Opondo-se à usual sensação de incômodo que advém do canto do
grilo, a visão do poeta constroi sensações prazerosas na sua
relação com o inseto, pois o encanto e a pulsação vital
materializam-se nos encontros sonoros e nas repetições: o
que mais me encanta / quando o grilo canta / é saber que é pelas
asas / que ele canta / -não pela garganta // ainda mais me encanta /
no cantar do grilo / é eu sentir-me vivo//. O
encadeamento dos sons guturais e as nasais /anta/ fazem com que o
canto vá tomando conta do espaço poético, enlaçado ao eu que o
incorpora. Num segundo momento do poema, o canto do grilo permanece,
porém, agora, associado ao tempo, como se cantar tivesse o poder de
amenizar a passagem do tempo e os contratempos da vida; as rimas e
recorrências fônicas dão corpo a essa sensação: atento
/ contra
o vento
/ ouvi-lo
/
grilo
/ canta
/ contra
o tempo.
Entretanto,
o bucolismo se reveste de outra dimensão, na medida em que o poeta
apresenta-o sob um viés crítico, atendendo a uma vertente mais
satírica, como no poema “Manhã Agrícola” (2012, p.28). Em
matéria de ecologia, diz o poeta, não servem cantigas enganadoras,
pois a realidade concreta e terrena exige outros cuidados. Formigas e
toupeiras podem alimentar as fábulas clássicas
ou inspirar Cesário Verde em seus poemas, mas na prática agrícola
são daninhas, o que revela o lado bem humorado do poeta para quem é
preciso entender a diferença entre as esferas literária e a práxis,
até para se respeitar a natureza específica de cada uma. Na poesia,
espaço em que o trabalho consciente com a linguagem faz coexistirem
as duas realidades, tudo é possível porque o senso crítico está
lá para denunciar as diferenças: “se precisar de bucolismo no
trabalho / arranjo um pintassilgo / ou um canário”, conclui o
poeta.
A
consciência aguda de Saias não se conforma à imobilidade e
passividade, preferindo o caminho da inquietação necessária à
derrocada dos valores estabelecidos. É preciso construir outro mundo
por meio de um lirismo inconformado, porém, insistente em seu poder
de renovação – é o que nos propõe o poema “É Preciso”:
é preciso
arrombar uma porta
é preciso
inventar um caminho
é preciso uma
leira cavada na horta
é preciso uma
acha de fogo azinho
é preciso um
canhão de certeza de tudo
é preciso uma
seara de raiva nos dedos
é preciso outro
mundo outro mundo outro mundo
sem
brechas nem bruxas nem monstros nem medos (2012, p.12)
Autodeterminada
(alimentada pelo anafórico “é preciso”), essa poesia reafirma
seu papel junto à realidade histórica, acreditando nas
possibilidades de transformação materializadas na linguagem.

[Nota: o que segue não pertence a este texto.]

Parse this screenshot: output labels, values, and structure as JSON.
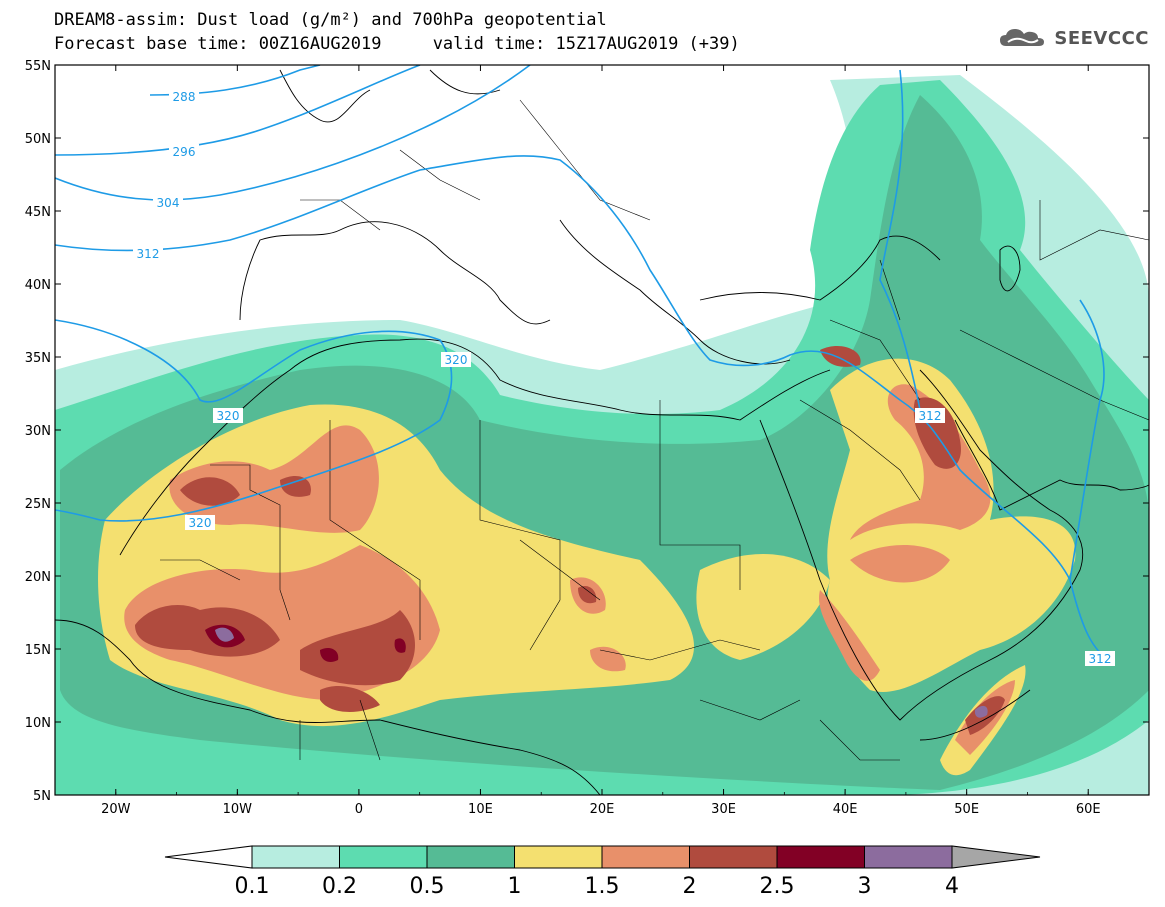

Transformação legítima porque preparada e armada no seio mesmo da
escrita, espaço livre, aberto à emancipação do sujeito criador. A
fome, a exploração, as diferenças sociais, as falsidades, a
opressão e outros temas são revirados pela pena da escrita: “Fome
não apaga / este pão trigueiro // sou ladrão de palavras” (2012,
p.63). É graças ao investimento nas potencialidades do signo
poético que a realidade se ilumina, fazendo do trabalho árduo com a
palavra um análogo do trabalho braçal do homem ligado à terra.